Muy
internamente, muy en el fondo, allá entre los callejones inhóspitos del cerebro
se encuentra el pecado total del ser humano, ese que germina de la
incertidumbre y estimula el pánico interno hasta crear grietas en tu seguridad;
no se trata del pecado religioso ni el social ni el familiar sino del pecado
del ego.
El
humano, pecador natural, desconoce el ego. Y por eso se confunde y se refugia
en la serenidad de la oscuridad.
El
humano común, el de la conciencia corrompida, necesita con mucha frecuencia la
soledad; es vital para su desempeño. Tan necesario, que no es sino en la
soledad donde consigue la fractura de su cerebro y lamenta la imperfección de
su ego. Y es que no hay 'un' ego sino una división de él. El hombre común, el
del ego dividido, se habla a sí mismo, discute con él, se dice cumplidos y
nunca, bajo ninguna circunstancia, les habla a otros de su pecado. Porque los
otros también tenemos pecados.
Entiende
que el hombre común debe proteger su pecado, porque el día que un sobreviviente
condenado se siente vulnerable, atacará su ego, o al menos una parte de él. Si
algún humano ataca tu ego, o peor aún, una parte de él, tienes que protegerla o
se fragmentará. ¡Y no quieres un fragmento fragmentado!, esos serían tres
partes dentro de ti, tres voces hablándote y una de ella siempre recordándote al
alguien que provocó tal división. Y si grita nombres, aturdirá tus nervios.
Un
pecador aturdido se convierte en un hombre común sobreviviente, un maltratador
de egos, un hambriento de fracturas. Uno que querrás evitar.
Muy
internamente, muy en el fondo, allá donde los mares nacen de la turbulencia, se
encuentra el corazón, la amalgama desprendida del cerebro en un descuido de la
evolución, una necesidad que tuvo que despedirse de lo vital para conservar lo
sentimental porque sin lo sentimental, el humano común caminaba el sendero de
los dinosaurios; sin lo sentimental, el humano común se volvía sobreviviente. Así
surgieron los hombres comunes y los humanos comunes sobrevivientes.
En
la superficie del mar turbulento y las calles inhóspitas, reside la piel, el
sello extraordinario que resguarda la inocencia, la que camufla lo repetitivo
de lo que somos. Y nos hacemos diferentes. La piel también está fragmentada,
una parte interna protegiendo lo común y una externa sufriendo el celibato.
Está
tu piel y está la mía. Los sobrevivientes nos detectan.
Mi
pecado se volvió una galaxia, tantos fragmentos parecen estrellas en mi cabeza.
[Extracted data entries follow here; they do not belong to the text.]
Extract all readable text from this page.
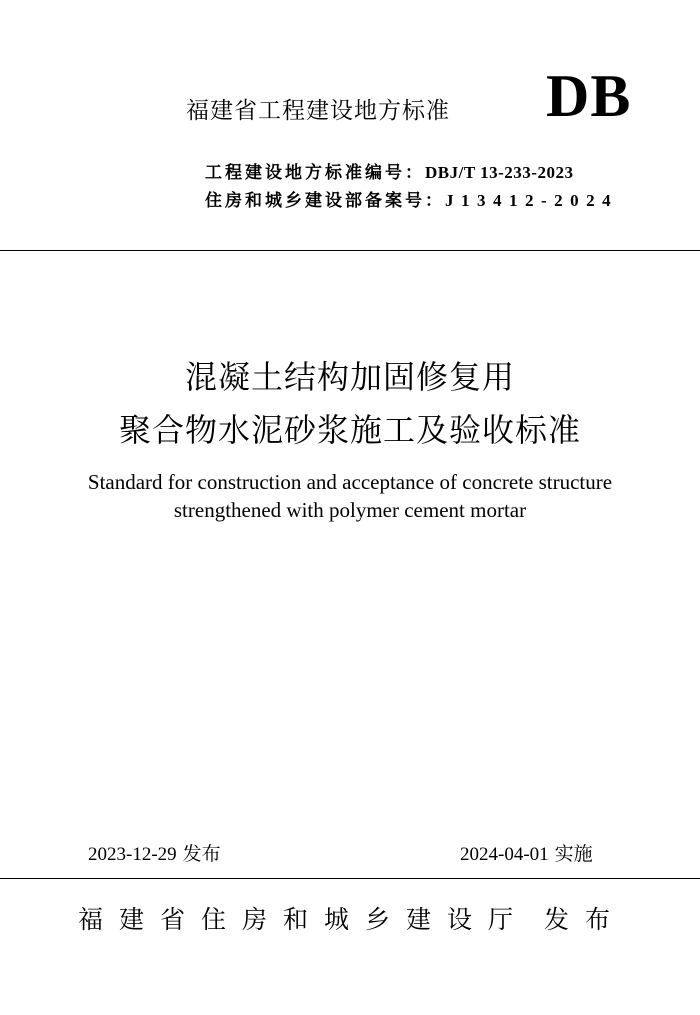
福建省工程建设地方标准 DB
工程建设地方标准编号：DBJ/T 13-233-2023
住房和城乡建设部备案号：J13412-2024
混凝土结构加固修复用
聚合物水泥砂浆施工及验收标准
Standard for construction and acceptance of concrete structure
strengthened with polymer cement mortar
2023-12-29 发布	2024-04-01 实施
福建省住房和城乡建设厅 发布
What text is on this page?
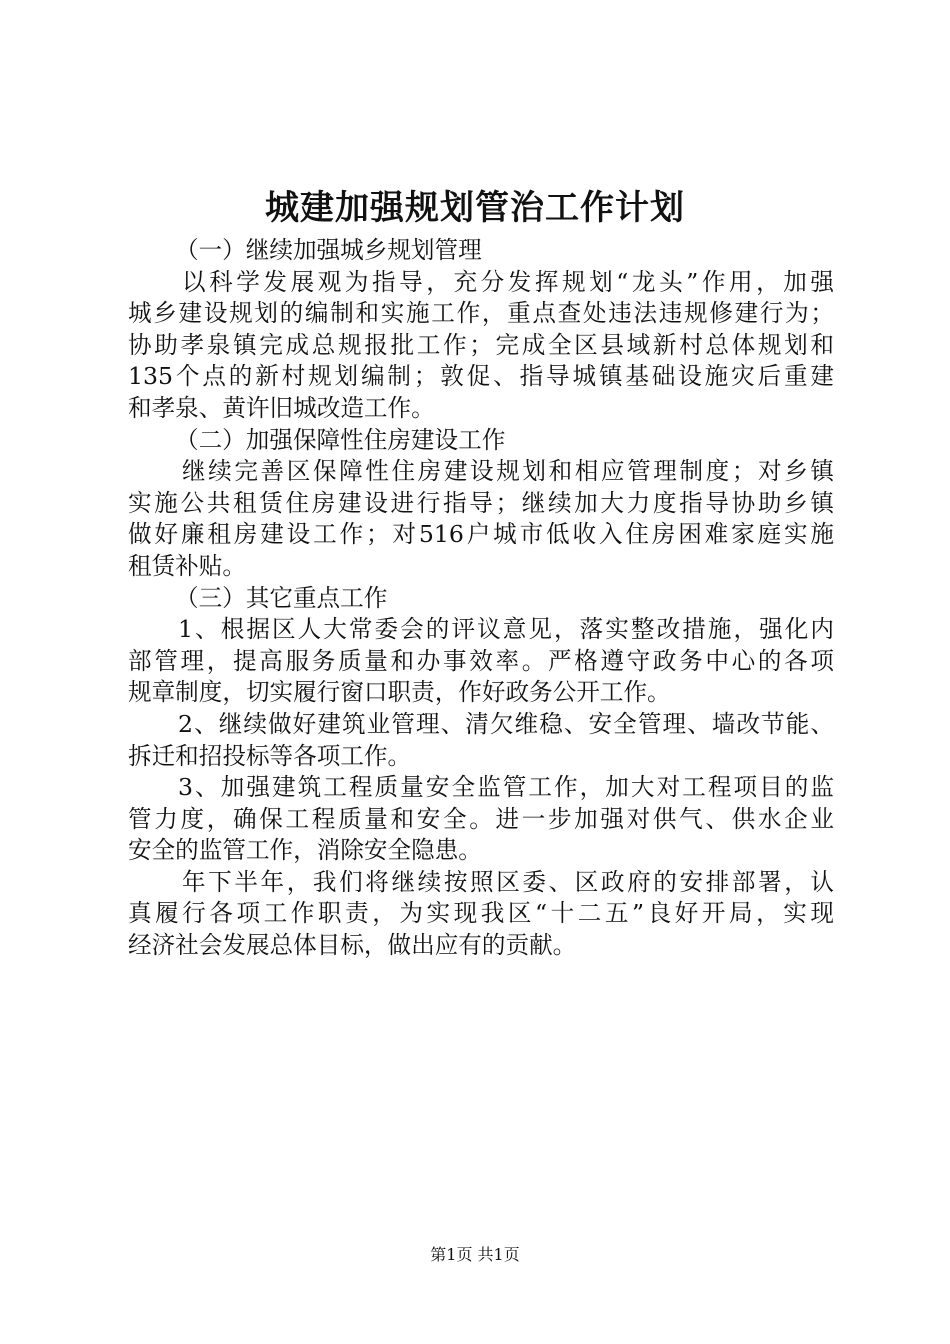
城建加强规划管治工作计划
（一）继续加强城乡规划管理
以科学发展观为指导，充分发挥规划“龙头”作用，加强
城乡建设规划的编制和实施工作，重点查处违法违规修建行为；
协助孝泉镇完成总规报批工作；完成全区县域新村总体规划和
135个点的新村规划编制；敦促、指导城镇基础设施灾后重建
和孝泉、黄许旧城改造工作。
（二）加强保障性住房建设工作
继续完善区保障性住房建设规划和相应管理制度；对乡镇
实施公共租赁住房建设进行指导；继续加大力度指导协助乡镇
做好廉租房建设工作；对516户城市低收入住房困难家庭实施
租赁补贴。
（三）其它重点工作
1、根据区人大常委会的评议意见，落实整改措施，强化内
部管理，提高服务质量和办事效率。严格遵守政务中心的各项
规章制度，切实履行窗口职责，作好政务公开工作。
2、继续做好建筑业管理、清欠维稳、安全管理、墙改节能、
拆迁和招投标等各项工作。
3、加强建筑工程质量安全监管工作，加大对工程项目的监
管力度，确保工程质量和安全。进一步加强对供气、供水企业
安全的监管工作，消除安全隐患。
年下半年，我们将继续按照区委、区政府的安排部署，认
真履行各项工作职责，为实现我区“十二五”良好开局，实现
经济社会发展总体目标，做出应有的贡献。
第1页 共1页
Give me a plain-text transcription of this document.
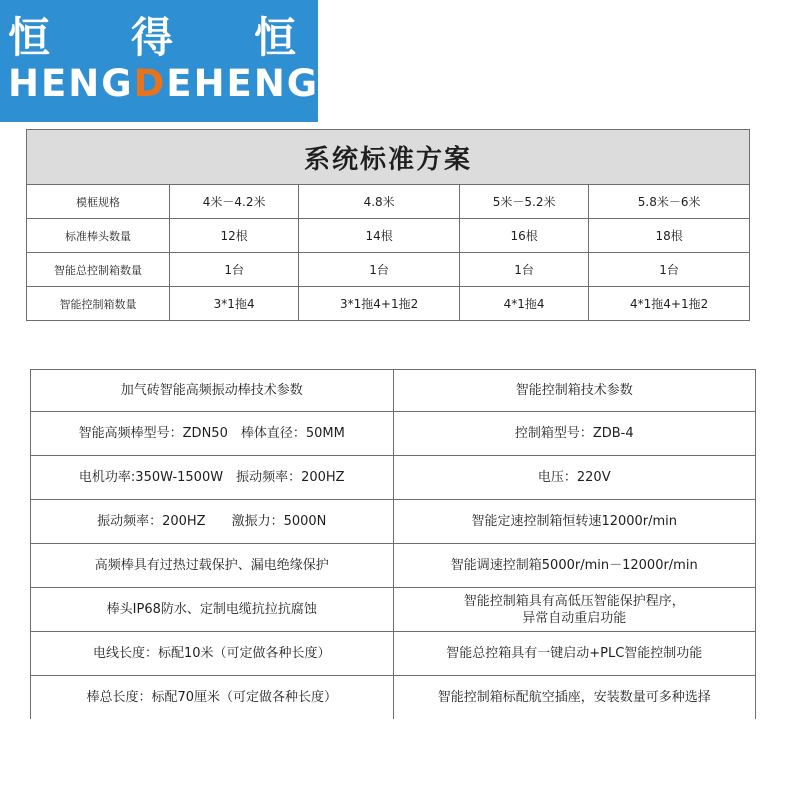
恒 得 恒
HENGDEHENG
系统标准方案				
模框规格	4米－4.2米	4.8米	5米－5.2米	5.8米－6米
标准棒头数量	12根	14根	16根	18根
智能总控制箱数量	1台	1台	1台	1台
智能控制箱数量	3*1拖4	3*1拖4+1拖2	4*1拖4	4*1拖4+1拖2
加气砖智能高频振动棒技术参数	智能控制箱技术参数
智能高频棒型号：ZDN50　棒体直径：50MM	控制箱型号：ZDB-4
电机功率:350W-1500W　振动频率：200HZ	电压：220V
振动频率：200HZ　　激振力：5000N	智能定速控制箱恒转速12000r/min
高频棒具有过热过载保护、漏电绝缘保护	智能调速控制箱5000r/min－12000r/min
棒头IP68防水、定制电缆抗拉抗腐蚀	智能控制箱具有高低压智能保护程序，
异常自动重启功能

电线长度：标配10米（可定做各种长度）	智能总控箱具有一键启动+PLC智能控制功能
棒总长度：标配70厘米（可定做各种长度）	智能控制箱标配航空插座，安装数量可多种选择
Todo me impresiona. Escucho muchas voces, muchos nombres. Nada común. Tus mares
ya no nacen de la turbulencia. Son calmos, sin vida. No hay pulso.
Ahí,
tú y yo, imperfectos por fuera, comunes por dentro, te atreves a agredir mi
piel por no ser semejante a la tuya. Tu piel, esa confesión desesperada de
desahogos carnales, pútrida y abusada. ¡Tu piel! Y te parece que la virginidad
de la mía es alarmante.
Muy
internamente, muy en el fondo, en un metraje que me supera en distancia, se
encuentra un estímulo canceroso con tu perfume, con tu rostro y huellas
dactilares. Te encuentras en cautiverio, con resequedad e intriga, con ganas de
llegar a mí.
No
vas a llegar a mí. No puedes llegar a mí porque en las calles de tu cerebro ya
transitan seres indeseados, y en el mar de tus entrañas nadan peces sin
escamas, mohosos y sin rumbo. Y mi piel sigue siendo virgen. "Tú y
yo" ya no crea frases coherentes. Tú y tus 'Te amo' emanan ácido, y mi
cuerpo es vulnerable.
Me
di cuenta a tiempo de que eres otro tipo de común y yo una nueva generación de
supervivientes que vino a invadir lo que queda de estas calles.